Él espera y luego cuelga.
Se pone el abrigo y sale de la oficina. Si hubiera hablado con su madre, quizá se hubiera animado a ir al gimnasio o de compras. Pero lo que empezó como un tic nervioso se ha convertido en algo más: se siente cada vez más incómoda y se va directamente al apartamento.
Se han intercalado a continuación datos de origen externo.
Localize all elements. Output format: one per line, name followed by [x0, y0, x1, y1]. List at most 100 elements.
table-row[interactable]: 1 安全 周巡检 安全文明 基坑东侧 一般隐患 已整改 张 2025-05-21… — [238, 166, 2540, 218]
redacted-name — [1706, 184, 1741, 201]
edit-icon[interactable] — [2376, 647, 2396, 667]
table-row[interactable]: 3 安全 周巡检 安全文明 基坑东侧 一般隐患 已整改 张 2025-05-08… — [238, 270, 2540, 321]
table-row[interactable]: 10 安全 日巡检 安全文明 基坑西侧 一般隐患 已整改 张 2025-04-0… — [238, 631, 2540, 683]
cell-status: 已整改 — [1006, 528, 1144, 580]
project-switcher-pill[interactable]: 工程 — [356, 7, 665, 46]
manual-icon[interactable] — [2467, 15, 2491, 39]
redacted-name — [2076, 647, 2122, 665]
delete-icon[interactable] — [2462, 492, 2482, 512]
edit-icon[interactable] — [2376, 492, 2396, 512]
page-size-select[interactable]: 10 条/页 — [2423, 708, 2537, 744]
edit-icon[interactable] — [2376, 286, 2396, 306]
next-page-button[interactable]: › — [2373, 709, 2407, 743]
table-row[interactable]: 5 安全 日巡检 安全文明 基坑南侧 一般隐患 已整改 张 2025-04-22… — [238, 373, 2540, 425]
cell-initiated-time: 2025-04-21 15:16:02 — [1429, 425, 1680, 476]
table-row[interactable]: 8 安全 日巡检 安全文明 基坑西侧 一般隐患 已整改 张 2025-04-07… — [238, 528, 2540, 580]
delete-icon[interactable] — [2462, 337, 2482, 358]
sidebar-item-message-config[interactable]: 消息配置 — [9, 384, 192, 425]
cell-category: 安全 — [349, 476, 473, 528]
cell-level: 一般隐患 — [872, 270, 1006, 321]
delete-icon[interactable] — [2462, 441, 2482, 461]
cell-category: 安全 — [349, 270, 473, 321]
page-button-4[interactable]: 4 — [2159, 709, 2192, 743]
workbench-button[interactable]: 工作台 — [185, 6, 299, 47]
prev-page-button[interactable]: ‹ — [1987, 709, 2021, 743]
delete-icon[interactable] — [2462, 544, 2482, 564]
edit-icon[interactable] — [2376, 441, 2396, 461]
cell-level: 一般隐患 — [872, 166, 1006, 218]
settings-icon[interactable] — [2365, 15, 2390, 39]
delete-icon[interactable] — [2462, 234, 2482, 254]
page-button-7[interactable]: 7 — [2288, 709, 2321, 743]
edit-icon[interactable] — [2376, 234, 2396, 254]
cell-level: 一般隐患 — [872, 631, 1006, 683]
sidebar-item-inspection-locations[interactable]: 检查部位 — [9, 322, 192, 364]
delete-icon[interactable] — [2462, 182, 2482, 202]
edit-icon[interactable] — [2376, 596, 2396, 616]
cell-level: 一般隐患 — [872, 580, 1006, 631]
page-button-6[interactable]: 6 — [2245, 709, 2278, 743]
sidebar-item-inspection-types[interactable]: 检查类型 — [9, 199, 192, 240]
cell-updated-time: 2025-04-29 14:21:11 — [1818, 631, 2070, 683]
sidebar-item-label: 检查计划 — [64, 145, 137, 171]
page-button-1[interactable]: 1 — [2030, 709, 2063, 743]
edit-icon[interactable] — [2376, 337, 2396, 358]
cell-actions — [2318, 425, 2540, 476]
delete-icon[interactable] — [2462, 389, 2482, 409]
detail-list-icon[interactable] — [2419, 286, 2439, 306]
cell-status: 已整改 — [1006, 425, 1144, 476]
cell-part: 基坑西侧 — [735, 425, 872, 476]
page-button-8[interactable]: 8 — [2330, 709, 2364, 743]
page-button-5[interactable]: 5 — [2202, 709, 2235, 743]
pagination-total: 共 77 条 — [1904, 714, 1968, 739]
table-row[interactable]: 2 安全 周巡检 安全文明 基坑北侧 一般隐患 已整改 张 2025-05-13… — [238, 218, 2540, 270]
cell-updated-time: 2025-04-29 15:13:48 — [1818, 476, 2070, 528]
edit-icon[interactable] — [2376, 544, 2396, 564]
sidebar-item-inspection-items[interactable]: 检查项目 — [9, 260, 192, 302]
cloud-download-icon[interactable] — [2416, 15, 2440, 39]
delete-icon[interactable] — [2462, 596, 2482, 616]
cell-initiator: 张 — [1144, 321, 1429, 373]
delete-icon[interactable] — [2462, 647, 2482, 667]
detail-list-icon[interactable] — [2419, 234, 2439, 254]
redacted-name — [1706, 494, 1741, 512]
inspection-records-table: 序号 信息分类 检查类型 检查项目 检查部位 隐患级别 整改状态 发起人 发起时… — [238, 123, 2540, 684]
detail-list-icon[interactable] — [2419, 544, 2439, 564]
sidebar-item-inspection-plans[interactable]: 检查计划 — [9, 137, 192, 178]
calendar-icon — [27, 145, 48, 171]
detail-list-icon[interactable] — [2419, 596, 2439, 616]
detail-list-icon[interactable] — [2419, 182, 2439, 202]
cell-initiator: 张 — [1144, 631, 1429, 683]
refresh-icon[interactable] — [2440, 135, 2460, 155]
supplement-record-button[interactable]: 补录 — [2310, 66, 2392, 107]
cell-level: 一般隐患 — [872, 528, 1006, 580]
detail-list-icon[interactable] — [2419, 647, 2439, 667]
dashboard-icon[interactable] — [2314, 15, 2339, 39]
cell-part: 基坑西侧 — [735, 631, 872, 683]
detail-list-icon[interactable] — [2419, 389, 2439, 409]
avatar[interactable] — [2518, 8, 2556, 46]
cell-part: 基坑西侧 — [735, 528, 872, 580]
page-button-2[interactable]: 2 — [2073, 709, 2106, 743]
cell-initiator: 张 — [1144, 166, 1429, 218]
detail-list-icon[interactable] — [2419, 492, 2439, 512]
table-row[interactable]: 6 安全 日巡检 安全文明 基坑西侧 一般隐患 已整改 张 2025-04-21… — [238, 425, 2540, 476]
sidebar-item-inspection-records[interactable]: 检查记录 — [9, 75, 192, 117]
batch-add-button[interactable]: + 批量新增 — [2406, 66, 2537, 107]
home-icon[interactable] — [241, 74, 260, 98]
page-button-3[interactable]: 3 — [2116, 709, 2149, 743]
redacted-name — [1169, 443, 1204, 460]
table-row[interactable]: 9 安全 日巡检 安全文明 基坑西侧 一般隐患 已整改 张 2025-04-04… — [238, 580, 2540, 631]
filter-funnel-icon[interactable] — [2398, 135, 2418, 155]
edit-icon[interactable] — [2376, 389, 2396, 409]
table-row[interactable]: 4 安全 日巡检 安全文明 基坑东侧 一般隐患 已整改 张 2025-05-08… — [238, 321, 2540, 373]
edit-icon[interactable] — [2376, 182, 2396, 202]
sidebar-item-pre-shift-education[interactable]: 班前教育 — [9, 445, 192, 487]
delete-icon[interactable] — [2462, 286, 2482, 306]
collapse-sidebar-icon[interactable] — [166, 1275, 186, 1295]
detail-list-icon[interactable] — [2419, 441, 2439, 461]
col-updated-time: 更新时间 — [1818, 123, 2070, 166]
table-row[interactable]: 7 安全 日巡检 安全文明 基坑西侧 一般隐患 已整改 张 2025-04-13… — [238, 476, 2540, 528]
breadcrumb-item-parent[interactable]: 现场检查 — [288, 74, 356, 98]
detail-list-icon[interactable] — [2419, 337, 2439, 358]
Steve le ha dejado un mensaje.
—Siento que no pudiéramos hablar. Quería llamar más temprano, pero las cosas se complicaron. El partido es hoy. Llegaré tarde a casa.
El partido. Se le había olvidado.
Se quita el abrigo y se sirve una copa de vino.
Steve ha ido a ver el partido con Bill, su mejor amigo. Bill tiene cuarenta y tres años, y es soltero. Bill no tiene nada perecedero en su apartamento; ni siquiera tiene plantas, porque suponen demasiada responsabilidad. Cuando está aburrido murmura, «Otro», exigiendo que se cambie de tema. Inexplicablemente, es a Bill a quien Steve acude a pedir consejo.
Llama otra vez.
—¿Con quién quiere hablar? —pregunta el hombre, esta vez sin decir hola.
Ella cuelga sin decir nada.
Pide comida china. Llama a su hermano en California; le sale su contestador.
—¿Cuándo hablaste por última vez con mamá y papá? ¿Estaban bien? ¿Le pasa algo a su teléfono? Llámame.
A las diez está empezando a imaginarse cosas terribles, accidentes. Llama y llama. ¿Dónde están? Con setenta y seis y ochenta y tres años, respectivamente, no pueden haber ido muy lejos.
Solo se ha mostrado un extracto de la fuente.